Demokrasi Indonesia yang kebablasan membuka peluang radikalisme, fundamentalisme, sekterianisme, dan terorisme (kompas.com, 22/02). Untuk mengatasinya, Jokowi menjadikan Indonesia berkomitmen melindungi kebebasan dan keberagaman agama dari radikalisme Islam (voaindonesia.com,16/8). 

Agar semakin kokoh kesungguhan memerangi radikalisme, maka Jokowi turut serta menghadiri KTT Islam-Amerika di Riyadh, Saudi Arabia (21/05) yang diikuti 53 kepala negara. Melalui KTT tersebut, disepakati adanya kerjasama melawan terorisme. Jokowi sebagaimana pidatonya mengedepankan pendekatan soft power (tanpa kekerasan) dalam kerjasama tersebut. Yaitu dengan menjadikan Indonesia sebagai model Islam moderat. 

Karena itulah Indonesia akan selalu mendapat juklak dan juknis AS dalam menderaskan isu ini. Misalnya melalui penerbitan Perppu No 2/2017 tentang perubahan atas UU No 17/2013 tentang ORMAS yang berlanjut dengan pengesahannya menjadi UU dalam rapat paripurna DPR (detik.com, 24/10). Menjadikan MUI sebagai inisiator sekaligus eksekutor dalam misi Islam moderat, dengan tugas membuat modul pelatihan dakwah wasathiyah bagi para dai. Juga pressure bagi kalangan kampus oleh Menristekdikti M Nasir agar menggaungkan deklarasi kebangsaan, disertai ancaman dan sangsi tegas pada rektor jika terjadi radikalisme di lingkungan perguruan tinggi (tempo.co). Kontrol BNPT cegah propaganda Terorisme dunia maya bersama media Organisasi Kemasyarakatan Pemuda (OKP) dan ormas dengan melibatkan 100 pemimpin redaksi dari situs moderat, 50 admin dan penulis, serta 50 perwakilan organisasi kepemudaan (netralnews.com, 22/3). Demikian pula dengan upaya perombakan buku Pendidikan Agama  Islam yang dinilai mengandung konten radikal yaitu materi jihad dan khilafah baru-baru ini, benar-benar kental dengan aroma skenario AS, sang sutradara dunia.

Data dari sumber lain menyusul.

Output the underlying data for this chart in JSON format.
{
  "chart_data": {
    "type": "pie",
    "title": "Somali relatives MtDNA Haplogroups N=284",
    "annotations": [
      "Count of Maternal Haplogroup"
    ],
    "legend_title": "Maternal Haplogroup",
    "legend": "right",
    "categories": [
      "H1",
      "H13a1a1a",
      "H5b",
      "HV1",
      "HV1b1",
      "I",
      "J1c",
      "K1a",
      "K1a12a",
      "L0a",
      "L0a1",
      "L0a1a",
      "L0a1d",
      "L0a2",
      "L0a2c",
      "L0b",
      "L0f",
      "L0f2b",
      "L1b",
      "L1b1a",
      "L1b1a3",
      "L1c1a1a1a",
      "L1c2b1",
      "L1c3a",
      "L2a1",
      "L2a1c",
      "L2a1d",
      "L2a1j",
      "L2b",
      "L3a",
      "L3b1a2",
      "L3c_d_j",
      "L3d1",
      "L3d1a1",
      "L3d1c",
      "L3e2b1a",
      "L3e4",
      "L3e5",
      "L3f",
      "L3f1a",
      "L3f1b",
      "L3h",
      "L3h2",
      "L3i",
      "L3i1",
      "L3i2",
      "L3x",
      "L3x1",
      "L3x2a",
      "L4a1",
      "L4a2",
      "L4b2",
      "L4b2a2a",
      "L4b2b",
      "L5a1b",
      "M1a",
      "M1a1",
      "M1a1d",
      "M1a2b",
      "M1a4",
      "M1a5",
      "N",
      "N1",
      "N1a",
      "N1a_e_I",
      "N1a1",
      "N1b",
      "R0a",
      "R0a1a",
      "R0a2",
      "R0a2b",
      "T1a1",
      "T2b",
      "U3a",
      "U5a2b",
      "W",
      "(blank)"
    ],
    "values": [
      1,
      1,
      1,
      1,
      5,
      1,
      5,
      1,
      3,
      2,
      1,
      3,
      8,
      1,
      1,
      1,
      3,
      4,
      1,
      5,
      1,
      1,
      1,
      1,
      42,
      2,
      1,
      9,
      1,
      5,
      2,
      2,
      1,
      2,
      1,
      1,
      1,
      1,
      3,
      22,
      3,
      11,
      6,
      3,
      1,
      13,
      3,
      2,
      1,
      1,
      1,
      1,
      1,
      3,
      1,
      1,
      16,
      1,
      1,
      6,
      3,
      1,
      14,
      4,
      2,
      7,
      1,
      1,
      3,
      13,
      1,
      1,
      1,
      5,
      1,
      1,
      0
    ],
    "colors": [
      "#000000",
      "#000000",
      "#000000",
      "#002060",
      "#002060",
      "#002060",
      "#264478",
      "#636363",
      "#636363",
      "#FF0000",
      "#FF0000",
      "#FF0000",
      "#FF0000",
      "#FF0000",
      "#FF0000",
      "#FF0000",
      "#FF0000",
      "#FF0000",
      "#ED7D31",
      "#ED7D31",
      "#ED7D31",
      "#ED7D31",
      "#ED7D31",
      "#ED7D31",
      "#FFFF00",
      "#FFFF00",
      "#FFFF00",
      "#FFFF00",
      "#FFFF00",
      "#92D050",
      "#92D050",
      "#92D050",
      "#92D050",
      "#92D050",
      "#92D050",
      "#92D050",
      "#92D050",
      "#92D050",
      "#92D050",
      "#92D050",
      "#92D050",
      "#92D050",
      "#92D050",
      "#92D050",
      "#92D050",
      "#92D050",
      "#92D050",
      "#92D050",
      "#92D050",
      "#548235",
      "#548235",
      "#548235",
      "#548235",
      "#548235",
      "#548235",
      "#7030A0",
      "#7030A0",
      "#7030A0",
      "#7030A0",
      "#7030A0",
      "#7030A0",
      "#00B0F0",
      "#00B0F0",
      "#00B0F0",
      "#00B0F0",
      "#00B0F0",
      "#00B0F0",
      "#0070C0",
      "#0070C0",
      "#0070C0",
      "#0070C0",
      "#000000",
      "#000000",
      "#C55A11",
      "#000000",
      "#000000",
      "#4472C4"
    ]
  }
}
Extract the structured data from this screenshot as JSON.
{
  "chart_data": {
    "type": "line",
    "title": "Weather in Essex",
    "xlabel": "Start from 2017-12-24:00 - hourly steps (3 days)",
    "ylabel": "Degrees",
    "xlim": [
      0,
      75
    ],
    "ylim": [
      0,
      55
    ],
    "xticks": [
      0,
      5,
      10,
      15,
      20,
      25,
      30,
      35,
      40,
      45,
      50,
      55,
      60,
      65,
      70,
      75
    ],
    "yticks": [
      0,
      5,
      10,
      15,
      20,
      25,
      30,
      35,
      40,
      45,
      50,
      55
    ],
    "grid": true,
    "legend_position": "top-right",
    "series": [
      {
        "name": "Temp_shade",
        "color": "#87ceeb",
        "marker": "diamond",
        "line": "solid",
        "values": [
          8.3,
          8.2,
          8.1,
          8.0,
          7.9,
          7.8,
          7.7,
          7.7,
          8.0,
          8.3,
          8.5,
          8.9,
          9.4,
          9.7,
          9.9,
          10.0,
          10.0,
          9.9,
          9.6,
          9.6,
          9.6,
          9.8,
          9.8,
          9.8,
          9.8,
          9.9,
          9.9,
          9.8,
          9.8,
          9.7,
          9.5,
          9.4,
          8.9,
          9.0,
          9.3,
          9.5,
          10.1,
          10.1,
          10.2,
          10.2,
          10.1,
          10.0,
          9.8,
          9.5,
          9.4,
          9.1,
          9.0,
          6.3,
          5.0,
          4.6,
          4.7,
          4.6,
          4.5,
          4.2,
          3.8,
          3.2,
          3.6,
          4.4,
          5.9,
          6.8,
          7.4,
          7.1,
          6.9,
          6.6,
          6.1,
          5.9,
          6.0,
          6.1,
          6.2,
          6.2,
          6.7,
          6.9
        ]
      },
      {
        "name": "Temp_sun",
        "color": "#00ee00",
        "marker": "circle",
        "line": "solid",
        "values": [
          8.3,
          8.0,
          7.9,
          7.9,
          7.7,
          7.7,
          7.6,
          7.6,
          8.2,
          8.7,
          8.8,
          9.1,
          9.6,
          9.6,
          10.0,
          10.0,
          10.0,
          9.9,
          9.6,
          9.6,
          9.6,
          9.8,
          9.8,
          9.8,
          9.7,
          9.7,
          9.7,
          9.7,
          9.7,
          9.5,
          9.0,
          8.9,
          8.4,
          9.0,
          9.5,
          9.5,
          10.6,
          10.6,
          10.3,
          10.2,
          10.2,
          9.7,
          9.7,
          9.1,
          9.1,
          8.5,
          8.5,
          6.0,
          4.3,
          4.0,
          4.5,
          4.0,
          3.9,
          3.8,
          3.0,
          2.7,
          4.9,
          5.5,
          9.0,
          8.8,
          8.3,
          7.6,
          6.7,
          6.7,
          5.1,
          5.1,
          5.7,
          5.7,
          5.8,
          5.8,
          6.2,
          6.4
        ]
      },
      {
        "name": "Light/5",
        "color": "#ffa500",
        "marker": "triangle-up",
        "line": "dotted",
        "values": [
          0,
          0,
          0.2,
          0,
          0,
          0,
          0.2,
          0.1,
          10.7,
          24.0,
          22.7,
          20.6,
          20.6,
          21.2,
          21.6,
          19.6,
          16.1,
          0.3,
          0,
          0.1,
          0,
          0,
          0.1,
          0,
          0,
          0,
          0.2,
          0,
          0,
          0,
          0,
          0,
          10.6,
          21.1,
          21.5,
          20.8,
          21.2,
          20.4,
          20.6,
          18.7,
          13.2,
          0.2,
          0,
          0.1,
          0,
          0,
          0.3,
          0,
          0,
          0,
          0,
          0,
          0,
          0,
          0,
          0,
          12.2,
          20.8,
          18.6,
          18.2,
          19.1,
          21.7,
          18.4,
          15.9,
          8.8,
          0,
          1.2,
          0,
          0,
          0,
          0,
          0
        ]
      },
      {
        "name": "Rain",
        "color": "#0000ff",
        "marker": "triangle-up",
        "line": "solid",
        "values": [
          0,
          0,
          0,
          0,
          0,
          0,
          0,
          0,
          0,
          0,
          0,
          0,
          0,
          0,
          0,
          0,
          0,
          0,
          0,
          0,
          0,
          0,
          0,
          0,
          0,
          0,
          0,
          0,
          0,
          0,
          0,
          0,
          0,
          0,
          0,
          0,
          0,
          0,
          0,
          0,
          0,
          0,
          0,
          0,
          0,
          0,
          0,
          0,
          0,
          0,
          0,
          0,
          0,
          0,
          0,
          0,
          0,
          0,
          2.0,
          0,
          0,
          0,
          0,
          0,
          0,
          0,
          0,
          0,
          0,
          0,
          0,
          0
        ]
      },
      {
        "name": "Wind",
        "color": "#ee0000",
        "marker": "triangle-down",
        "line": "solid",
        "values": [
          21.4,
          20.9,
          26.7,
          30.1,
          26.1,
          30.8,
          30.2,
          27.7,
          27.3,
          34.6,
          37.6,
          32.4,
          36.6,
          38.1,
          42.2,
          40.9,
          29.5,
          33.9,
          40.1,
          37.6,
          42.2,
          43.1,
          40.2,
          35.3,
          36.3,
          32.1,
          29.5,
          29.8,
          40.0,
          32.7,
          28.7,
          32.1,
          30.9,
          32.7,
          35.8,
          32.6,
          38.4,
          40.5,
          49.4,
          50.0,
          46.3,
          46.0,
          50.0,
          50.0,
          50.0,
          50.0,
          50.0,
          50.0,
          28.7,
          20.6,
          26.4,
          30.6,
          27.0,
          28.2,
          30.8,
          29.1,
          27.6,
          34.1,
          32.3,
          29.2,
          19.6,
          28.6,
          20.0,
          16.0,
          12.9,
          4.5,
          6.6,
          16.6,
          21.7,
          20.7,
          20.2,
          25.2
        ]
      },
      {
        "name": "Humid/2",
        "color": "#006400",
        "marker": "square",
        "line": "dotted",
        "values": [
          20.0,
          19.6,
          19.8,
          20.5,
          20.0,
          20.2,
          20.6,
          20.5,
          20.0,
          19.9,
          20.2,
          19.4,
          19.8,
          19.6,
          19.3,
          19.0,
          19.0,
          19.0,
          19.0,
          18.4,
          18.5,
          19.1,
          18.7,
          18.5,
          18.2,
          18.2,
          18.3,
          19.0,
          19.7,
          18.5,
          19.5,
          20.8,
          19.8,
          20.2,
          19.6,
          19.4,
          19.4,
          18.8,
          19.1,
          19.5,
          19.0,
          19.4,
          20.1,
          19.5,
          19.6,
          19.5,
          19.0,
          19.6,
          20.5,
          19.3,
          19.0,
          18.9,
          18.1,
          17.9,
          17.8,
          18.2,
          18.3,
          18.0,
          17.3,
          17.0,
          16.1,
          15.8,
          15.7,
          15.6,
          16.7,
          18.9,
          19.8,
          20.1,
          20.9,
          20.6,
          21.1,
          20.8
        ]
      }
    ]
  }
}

Islam, Realitas Jihad dan Khilafah

Dalam salah satu analisanya, Prof. Suteki menyampaikan, “kita lebih suka berhukum secara prasmanan. Artinya berhukum syariat Islam itu sebatas yang mengenakkan, ambil yang dianggap menguntungkan, tinggalkan yang dianggap merugikan. Jadi cara berhukum itu sebatas anggapan manusia sendiri tanpa berkonsekuensi dengan “apa yang dimaui Allah” (tintasiyasi, 14/7)

Pola sekuler ini menurut dia tidak akan dapat meraih apa yang menjadi tujuan penyelenggaraan suatu negara, yaitu tercapainya kedamaian, kesejahteraan, dan tentu saja keberkahan di dalamnya. Padahal seperti apa yang kita fahami bahwa the end of sharia Islam enforcement adalah tercapainya tujuan negara didirikan, yakni maslahah dlaruriyaat.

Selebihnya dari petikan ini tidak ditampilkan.